On Dec. 5, 1848, President James K. Polk set off what became the gold rush of 1849 by confirming that gold had, indeed, been discovered in California.
One of the interesting aspects of the gold rush is the spontaneous communities that it created. So many people moved so fast, that communities formed, were self-organized, and sometimes disbanded before the normal services of government had chance to get established.
Nevertheless, human nature being what it is, miners misbehaved, “crimes” were committed, and “justice” needed to be meted out.
To solve the problem of policing without any police, courts, or even jails, miners established their own judicial systems, based on the consent of the “governed”, out of a kind of temporary Lockean state of nature.

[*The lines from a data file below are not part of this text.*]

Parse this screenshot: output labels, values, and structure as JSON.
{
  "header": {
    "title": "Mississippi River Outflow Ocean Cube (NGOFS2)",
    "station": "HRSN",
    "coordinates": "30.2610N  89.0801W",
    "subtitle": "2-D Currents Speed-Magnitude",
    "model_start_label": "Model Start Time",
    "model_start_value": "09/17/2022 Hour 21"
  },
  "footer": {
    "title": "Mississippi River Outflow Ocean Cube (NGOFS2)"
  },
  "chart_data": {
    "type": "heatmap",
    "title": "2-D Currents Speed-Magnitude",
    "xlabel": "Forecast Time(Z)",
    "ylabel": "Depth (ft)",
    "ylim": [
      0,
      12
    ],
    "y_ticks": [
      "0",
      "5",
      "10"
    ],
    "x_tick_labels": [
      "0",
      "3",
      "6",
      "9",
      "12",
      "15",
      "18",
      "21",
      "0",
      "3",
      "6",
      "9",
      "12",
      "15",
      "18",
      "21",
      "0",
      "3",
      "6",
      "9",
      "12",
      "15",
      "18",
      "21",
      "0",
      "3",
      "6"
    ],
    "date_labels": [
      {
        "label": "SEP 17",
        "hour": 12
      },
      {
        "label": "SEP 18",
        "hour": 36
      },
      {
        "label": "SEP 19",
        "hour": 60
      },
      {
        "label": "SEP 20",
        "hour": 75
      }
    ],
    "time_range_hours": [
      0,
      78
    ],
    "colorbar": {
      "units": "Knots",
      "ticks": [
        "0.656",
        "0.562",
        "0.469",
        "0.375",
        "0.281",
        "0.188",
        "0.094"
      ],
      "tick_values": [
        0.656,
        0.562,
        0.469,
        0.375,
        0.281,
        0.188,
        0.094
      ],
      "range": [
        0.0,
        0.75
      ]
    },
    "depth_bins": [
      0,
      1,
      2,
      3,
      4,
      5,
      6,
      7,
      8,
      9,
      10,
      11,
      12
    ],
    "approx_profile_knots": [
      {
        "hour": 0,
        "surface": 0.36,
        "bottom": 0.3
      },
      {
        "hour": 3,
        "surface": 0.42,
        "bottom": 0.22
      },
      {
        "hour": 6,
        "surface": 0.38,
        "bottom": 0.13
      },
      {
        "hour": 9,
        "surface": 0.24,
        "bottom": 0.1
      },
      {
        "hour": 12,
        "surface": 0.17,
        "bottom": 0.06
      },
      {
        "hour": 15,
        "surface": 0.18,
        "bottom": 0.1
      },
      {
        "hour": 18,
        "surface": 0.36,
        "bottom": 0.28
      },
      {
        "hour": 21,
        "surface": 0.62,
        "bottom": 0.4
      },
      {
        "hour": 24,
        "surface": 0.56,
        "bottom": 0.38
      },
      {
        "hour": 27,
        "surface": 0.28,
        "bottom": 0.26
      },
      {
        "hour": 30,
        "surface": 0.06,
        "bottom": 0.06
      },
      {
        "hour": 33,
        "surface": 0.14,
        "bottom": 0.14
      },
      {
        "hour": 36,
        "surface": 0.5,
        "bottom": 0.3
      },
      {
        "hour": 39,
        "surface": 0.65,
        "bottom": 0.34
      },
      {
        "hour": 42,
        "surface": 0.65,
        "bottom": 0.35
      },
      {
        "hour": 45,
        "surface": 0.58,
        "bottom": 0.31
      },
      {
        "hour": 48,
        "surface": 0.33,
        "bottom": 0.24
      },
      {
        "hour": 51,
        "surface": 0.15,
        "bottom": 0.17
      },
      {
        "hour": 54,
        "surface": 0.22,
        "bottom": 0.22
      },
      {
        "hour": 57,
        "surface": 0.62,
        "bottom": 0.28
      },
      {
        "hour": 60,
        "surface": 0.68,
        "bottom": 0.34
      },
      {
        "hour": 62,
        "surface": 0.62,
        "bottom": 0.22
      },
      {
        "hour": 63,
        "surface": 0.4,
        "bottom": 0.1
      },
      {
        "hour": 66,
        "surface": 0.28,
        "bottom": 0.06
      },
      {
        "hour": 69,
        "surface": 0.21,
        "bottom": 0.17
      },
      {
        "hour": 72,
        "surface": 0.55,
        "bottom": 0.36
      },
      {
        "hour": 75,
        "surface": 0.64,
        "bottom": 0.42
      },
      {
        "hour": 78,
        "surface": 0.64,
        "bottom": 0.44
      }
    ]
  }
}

The courts had several peculiarities, arising in a common law sort of way. For instance, since miners worked hard all week, but enforced a ban on working on Sundays among themselves, all trials started and ended on Sunday.
Since no one had time to act as a jailer (come Monday, they all rushed back to their claims), jail-time was not an options. Courts had three choices of verdict: a fine, exile (with death being the penalty for returning), the death penalty, and acquittal. Surprisingly, there was a high acquittal rate. The miners seemed to take their jury duty seriously, weighted the evidence, and rendered justice – all without a government to guide them.
- What are the possible benefits of a system of “spontaneous” justice as described above?
- Do you think such miner communities met the definition of self-determination? Would you consider their verdicts “just” – even though they did not arise from a “legitimate” governmental mandate?
- What downsides can you imagine? Assuming the process was sometimes abused, what do you think the main forms of abuse would have been?